Regarding DMDD, here is one article of many, arguing against the inclusion of DMDD in the DSM-5 prior to 2013.
“In summary, we strongly disagree with the inclusion of TDD (temper dysregulation disorder, changed to Disruptive Mood Dysregulation Disorder- DMDD) as a new formal diagnosis in the DSM-5. The level of scientific evidence to support TDD is too limited to justify a new diagnostic entity.” (David A. Axelson, MD. Et.al. Concerns Regarding the Inclusion of Temper Dysregulation Disorder With Dysphoria in the Diagnostic and Statistical Manual of Mental Disorders, Fifth Edition. J Clin Psychiatry. 2011 September ; 72(9): 1257–1262.)
This brief historical review sets a larger context for the circumstances of the boy and family in the NYT article. I offer no diagnosis because the Diagnostic Validators and Diagnostic Hierarchy were not used. I usually spend around 30 minutes with a parent asking for a detailed family history and course of the behaviors from their earliest appearance in childhood to the present. Since I routinely see youth who are similar to the 9-year-old in the NYT article, I simply want to indicate that there is much more that needs to be known to try to arrive at a valid diagnosis for him.

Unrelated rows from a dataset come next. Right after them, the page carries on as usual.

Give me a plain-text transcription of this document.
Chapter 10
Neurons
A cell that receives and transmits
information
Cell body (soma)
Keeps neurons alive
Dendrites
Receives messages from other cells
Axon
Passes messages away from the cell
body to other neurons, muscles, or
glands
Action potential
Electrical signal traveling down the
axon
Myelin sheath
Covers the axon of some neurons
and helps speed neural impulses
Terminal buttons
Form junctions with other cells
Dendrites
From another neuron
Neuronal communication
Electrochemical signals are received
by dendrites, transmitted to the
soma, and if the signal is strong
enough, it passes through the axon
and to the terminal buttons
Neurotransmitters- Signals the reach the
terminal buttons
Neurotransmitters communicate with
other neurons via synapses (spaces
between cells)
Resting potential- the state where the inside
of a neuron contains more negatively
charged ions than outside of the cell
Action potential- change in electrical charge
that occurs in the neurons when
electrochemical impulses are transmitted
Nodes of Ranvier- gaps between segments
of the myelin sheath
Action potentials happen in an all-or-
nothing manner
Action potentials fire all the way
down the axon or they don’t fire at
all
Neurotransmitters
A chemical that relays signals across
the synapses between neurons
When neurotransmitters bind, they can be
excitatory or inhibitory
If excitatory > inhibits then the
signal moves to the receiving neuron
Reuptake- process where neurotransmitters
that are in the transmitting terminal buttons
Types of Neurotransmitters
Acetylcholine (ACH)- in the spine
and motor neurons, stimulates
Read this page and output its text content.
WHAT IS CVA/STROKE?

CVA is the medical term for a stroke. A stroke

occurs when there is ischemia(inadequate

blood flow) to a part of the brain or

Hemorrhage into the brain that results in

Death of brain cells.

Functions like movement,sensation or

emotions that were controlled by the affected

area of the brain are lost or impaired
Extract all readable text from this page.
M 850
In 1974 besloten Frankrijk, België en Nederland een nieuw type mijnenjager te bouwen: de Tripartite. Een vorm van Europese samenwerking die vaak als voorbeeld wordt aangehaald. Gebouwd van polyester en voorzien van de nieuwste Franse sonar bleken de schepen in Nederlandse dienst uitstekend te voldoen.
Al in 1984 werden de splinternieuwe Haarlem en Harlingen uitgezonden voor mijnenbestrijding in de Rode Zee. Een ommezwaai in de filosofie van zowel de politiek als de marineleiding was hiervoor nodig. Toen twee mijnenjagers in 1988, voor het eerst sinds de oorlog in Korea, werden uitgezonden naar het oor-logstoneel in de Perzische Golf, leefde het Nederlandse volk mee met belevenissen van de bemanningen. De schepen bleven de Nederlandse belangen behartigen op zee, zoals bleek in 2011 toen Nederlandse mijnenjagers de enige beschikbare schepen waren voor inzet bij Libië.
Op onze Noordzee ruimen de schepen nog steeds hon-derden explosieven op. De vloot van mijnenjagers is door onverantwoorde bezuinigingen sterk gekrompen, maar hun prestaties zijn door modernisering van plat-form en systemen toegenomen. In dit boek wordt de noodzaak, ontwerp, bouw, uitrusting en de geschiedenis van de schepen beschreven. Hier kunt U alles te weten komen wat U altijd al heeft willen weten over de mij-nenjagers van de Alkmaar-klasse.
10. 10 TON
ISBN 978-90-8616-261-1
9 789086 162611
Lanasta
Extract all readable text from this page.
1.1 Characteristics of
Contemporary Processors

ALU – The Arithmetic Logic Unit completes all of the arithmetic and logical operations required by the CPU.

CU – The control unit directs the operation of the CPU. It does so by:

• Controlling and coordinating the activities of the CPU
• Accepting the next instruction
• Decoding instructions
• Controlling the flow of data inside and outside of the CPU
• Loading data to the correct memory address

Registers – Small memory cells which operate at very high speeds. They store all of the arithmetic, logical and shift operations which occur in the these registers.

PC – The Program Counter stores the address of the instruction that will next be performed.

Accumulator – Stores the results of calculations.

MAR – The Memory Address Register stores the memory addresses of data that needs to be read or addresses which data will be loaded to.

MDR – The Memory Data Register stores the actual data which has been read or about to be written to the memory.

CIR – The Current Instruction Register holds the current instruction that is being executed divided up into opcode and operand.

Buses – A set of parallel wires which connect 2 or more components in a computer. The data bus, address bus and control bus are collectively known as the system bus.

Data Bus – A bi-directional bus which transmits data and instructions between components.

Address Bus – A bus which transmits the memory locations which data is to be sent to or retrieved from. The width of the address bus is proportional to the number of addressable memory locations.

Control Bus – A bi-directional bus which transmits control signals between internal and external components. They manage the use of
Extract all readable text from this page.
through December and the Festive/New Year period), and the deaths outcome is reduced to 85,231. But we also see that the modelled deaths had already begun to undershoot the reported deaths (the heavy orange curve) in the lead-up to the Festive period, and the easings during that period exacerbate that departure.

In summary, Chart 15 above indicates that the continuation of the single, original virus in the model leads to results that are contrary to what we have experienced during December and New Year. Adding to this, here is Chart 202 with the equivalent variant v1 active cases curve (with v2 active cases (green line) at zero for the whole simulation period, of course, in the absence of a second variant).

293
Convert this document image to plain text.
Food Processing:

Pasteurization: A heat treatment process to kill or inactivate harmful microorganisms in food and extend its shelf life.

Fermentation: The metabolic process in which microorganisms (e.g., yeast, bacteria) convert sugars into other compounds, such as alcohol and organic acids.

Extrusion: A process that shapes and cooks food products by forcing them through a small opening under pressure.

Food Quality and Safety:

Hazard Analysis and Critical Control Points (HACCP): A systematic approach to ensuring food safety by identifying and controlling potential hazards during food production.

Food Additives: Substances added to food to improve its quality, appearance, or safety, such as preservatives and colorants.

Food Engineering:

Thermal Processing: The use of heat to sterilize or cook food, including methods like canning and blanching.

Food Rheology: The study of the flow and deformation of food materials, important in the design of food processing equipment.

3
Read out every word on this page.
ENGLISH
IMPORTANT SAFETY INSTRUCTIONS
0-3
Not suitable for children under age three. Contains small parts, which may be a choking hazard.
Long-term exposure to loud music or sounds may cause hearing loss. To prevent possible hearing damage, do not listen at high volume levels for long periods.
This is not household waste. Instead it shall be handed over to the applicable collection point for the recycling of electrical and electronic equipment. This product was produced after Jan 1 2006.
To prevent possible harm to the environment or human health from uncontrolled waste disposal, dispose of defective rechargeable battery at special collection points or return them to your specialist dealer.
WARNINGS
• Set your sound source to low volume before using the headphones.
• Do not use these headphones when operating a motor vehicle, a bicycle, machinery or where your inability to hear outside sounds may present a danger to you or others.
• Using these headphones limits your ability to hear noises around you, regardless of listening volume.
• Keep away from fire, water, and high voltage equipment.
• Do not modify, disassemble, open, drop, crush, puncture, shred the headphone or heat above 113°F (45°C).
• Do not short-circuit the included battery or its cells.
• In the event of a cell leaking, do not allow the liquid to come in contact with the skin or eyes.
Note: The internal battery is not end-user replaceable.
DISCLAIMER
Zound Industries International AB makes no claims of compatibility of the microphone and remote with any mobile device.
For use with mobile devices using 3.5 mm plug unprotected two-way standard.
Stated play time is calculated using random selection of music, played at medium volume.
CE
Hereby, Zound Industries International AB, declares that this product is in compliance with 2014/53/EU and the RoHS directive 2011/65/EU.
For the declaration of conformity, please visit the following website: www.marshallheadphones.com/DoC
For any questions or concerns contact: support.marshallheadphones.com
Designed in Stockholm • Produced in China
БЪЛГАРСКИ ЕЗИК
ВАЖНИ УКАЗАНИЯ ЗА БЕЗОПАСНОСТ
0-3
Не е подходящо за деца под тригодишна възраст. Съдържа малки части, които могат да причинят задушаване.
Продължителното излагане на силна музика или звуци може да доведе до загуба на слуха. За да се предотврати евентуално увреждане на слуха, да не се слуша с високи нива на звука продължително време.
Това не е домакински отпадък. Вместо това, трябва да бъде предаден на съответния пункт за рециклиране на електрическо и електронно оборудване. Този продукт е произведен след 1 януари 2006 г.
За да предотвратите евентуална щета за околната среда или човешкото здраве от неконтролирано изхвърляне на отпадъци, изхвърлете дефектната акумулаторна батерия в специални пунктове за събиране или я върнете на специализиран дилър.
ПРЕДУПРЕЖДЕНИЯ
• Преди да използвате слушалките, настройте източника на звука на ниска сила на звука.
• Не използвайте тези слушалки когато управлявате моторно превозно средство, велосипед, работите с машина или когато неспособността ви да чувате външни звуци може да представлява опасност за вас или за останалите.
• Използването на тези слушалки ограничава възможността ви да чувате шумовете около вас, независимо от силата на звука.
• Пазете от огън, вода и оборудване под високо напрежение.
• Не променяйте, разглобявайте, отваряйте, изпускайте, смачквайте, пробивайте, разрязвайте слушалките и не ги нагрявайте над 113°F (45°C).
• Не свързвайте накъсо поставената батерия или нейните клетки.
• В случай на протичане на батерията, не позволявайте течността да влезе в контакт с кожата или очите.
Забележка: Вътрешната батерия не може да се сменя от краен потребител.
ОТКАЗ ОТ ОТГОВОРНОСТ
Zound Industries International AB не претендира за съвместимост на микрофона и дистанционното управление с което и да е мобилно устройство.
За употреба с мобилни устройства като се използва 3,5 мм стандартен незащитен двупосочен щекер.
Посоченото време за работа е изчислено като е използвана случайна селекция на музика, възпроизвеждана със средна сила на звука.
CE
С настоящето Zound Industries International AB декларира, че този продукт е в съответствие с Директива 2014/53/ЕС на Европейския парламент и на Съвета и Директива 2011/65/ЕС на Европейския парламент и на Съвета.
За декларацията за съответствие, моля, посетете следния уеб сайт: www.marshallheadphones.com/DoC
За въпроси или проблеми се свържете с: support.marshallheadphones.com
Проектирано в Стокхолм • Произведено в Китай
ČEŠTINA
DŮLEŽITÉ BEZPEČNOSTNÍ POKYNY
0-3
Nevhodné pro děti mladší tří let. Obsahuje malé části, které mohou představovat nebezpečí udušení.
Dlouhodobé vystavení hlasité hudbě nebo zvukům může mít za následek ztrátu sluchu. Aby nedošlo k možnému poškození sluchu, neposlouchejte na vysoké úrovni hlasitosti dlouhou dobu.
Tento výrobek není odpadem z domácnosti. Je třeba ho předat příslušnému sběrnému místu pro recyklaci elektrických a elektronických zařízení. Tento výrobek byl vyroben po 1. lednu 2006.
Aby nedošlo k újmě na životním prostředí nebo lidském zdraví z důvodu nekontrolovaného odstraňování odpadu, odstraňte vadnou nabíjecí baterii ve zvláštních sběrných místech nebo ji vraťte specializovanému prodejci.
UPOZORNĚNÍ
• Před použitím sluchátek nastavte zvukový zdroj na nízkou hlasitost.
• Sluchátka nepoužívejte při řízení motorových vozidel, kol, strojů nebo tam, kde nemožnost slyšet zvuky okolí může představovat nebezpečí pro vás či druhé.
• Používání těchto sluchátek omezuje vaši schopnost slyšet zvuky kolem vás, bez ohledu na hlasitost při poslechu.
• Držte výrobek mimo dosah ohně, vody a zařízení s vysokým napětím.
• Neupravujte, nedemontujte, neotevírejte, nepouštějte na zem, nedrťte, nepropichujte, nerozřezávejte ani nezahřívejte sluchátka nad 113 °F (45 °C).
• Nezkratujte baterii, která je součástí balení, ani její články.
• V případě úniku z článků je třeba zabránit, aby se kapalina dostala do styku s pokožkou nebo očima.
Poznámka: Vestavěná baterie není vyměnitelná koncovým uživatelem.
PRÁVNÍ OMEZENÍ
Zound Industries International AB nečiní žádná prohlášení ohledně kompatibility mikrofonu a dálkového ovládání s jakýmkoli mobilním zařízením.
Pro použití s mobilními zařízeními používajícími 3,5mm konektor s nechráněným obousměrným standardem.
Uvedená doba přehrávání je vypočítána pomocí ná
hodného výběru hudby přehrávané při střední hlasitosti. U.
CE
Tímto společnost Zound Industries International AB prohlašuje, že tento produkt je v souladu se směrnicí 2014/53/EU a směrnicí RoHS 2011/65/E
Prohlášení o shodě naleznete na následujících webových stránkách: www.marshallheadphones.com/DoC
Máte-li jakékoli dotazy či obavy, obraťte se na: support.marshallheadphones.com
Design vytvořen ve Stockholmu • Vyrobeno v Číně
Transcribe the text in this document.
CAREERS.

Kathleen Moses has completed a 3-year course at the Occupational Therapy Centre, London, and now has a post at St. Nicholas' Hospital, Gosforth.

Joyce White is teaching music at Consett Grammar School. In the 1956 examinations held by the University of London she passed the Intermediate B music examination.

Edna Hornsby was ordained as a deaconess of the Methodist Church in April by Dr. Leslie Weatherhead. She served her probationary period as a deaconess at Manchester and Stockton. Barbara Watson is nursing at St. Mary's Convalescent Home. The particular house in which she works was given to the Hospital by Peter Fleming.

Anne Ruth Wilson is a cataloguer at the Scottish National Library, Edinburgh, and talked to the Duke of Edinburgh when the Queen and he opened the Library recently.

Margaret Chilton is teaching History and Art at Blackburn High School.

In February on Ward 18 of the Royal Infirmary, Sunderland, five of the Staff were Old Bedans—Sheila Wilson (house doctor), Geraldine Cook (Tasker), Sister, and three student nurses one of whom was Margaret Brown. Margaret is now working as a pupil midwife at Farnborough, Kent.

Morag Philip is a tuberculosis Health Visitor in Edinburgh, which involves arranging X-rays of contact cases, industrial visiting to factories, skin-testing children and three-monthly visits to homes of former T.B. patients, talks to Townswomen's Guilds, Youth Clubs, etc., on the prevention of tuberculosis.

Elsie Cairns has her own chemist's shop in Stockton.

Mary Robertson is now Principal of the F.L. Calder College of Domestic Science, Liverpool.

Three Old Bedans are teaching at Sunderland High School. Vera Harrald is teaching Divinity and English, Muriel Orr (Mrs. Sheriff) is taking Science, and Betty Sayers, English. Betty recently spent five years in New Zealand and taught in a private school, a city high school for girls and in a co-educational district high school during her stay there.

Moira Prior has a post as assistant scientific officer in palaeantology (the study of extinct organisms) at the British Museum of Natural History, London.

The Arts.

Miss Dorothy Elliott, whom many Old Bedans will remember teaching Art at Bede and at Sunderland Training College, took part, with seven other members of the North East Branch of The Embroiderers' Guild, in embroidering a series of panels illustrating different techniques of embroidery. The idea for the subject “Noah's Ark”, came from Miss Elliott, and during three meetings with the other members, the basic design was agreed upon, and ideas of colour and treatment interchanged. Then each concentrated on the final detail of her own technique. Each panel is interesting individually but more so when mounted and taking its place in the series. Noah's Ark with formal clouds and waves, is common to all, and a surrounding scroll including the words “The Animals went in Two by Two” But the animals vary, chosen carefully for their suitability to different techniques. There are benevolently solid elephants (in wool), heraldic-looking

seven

Usually, children with severe anger outbursts and threatening behaviors end up in emergency rooms (I see them daily), and are often admitted to psychiatric units for children or adolescents. Perhaps the child in this article did go to a hospital, but it was not mentioned. Also not mentioned in the article was whether he was prescribed any psychotropic medication for mood or behavior nor any mention of suicidal or homicidal thoughts, essential elements in any psychiatric evaluation of a child.
If the course over the past decade of this child, now 19, were known, as well as a more detailed family history, it would go a long way in determining if a treatable disease is present. The first category in the diagnostic hierarchy, the broad range of mood illness, would need to be assessed before lower tiers are considered.
If there was a mood illness, a low dose of a second-messenger modifier like lithium or valproic acid could be useful in addition to:
- Behaviorally Oriented Parent Management Training program, the most empirically validated nonpharmacological modality for disruptive and externalizing behaviors, to help the child develop self-regulation.
- Social effectiveness therapy for children (SET-C) is a cognitive behavioral therapy (CBT) for children/adolescents that involves psychoeducation, social skills training, and exposure exercises.
Had the author of the New York Times article provided an update, we would have had rich data to examine.